7. Know what you don’t know.
I am currently reading Buffet’s biography and eating helpings of humble pie. It is illuminating to realize the Midwestern temperament of humility can be a manager’s best quality. It makes you more likeable, it helps you identify your weaknesses, and it allows you to ask for help, which makes you a better worker and a better manager. (One thing I really don’t know is politics.)

8. Know how your coworkers take criticism.
Dale Carnegie famously said that “no one likes criticism”. Correcting people can be an essential part of management, but it’s a quick route to anger, resentment, tears, laziness and quitting. (I know because I’ve had all of those reactions.) Learning how different people react when you criticize them, and heaping compliments in with every correction, is the art in this essential management task.

9. Know what your coworkers want.
Delegating is more than just leveraging your subordinates time and talents; It’s about getting them to do things in a better way, the way you want, or inspiring them to find a better way themselves. In not just management, but every business negotiation every made, finding out what the other party wants is the best way to get what you want. Bribe, trade, promise, tempt or reward, but best of all, show them how doing the tasks you want will help them achieve their personal goals.
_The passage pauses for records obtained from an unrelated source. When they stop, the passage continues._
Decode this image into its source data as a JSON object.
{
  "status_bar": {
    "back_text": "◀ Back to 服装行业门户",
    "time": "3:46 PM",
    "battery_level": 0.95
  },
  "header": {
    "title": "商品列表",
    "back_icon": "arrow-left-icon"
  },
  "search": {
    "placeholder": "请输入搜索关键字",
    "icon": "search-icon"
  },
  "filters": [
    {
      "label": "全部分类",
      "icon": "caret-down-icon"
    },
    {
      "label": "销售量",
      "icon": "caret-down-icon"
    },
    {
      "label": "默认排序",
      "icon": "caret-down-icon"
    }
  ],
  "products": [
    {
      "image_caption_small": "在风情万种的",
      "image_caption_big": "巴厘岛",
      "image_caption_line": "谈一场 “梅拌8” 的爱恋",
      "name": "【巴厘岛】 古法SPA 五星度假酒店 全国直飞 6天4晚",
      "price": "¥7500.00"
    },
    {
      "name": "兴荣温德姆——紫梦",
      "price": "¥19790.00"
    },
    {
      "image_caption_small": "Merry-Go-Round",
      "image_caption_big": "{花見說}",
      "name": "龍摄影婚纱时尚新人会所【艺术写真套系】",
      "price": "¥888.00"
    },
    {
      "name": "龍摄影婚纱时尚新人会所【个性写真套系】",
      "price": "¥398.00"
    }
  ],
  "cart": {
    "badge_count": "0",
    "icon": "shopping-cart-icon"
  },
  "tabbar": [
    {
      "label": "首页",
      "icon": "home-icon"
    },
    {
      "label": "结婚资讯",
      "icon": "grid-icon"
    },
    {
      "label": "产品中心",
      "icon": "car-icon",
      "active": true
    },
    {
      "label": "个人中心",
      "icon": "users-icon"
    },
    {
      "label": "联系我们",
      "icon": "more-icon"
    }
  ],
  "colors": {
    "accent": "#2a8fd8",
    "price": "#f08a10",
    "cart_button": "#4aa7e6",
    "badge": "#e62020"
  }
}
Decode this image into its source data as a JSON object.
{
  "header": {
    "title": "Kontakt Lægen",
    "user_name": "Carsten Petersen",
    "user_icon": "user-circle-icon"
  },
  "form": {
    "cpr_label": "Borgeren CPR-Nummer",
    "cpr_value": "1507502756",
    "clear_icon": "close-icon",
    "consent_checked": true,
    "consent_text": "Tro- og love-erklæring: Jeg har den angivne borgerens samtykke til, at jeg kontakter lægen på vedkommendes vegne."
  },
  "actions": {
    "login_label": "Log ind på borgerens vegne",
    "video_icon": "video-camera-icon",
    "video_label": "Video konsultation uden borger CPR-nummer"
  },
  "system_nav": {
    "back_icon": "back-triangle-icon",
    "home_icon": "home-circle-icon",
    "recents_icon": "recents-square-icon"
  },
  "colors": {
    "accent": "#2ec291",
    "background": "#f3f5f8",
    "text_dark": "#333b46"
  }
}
10. Chinese Business Bonus: In China, guanxi means somewhere between friend and business associate. The first step to creating guanxi with someone is asking or doing a favor. Each trade or favor builds a relationship which bonds you. Building these bonds with your coworkers or associates can last beyond the job, and create lifelong relationships which offer benefits for you both for years to come.

Gratis to Alan Berkson for needling me to post and one of my interns for asking me why I wasn’t blogging after recommending she start. This post was inspired by my 90 day feedback, a nice alternative from a review, which required me to stop, think and question what it is I’m doing, as well as a LinkedIn Article, “Use the Theory of Seven to Motivate Others“. After reading it, I reacted like a true business major: I thought I could do better.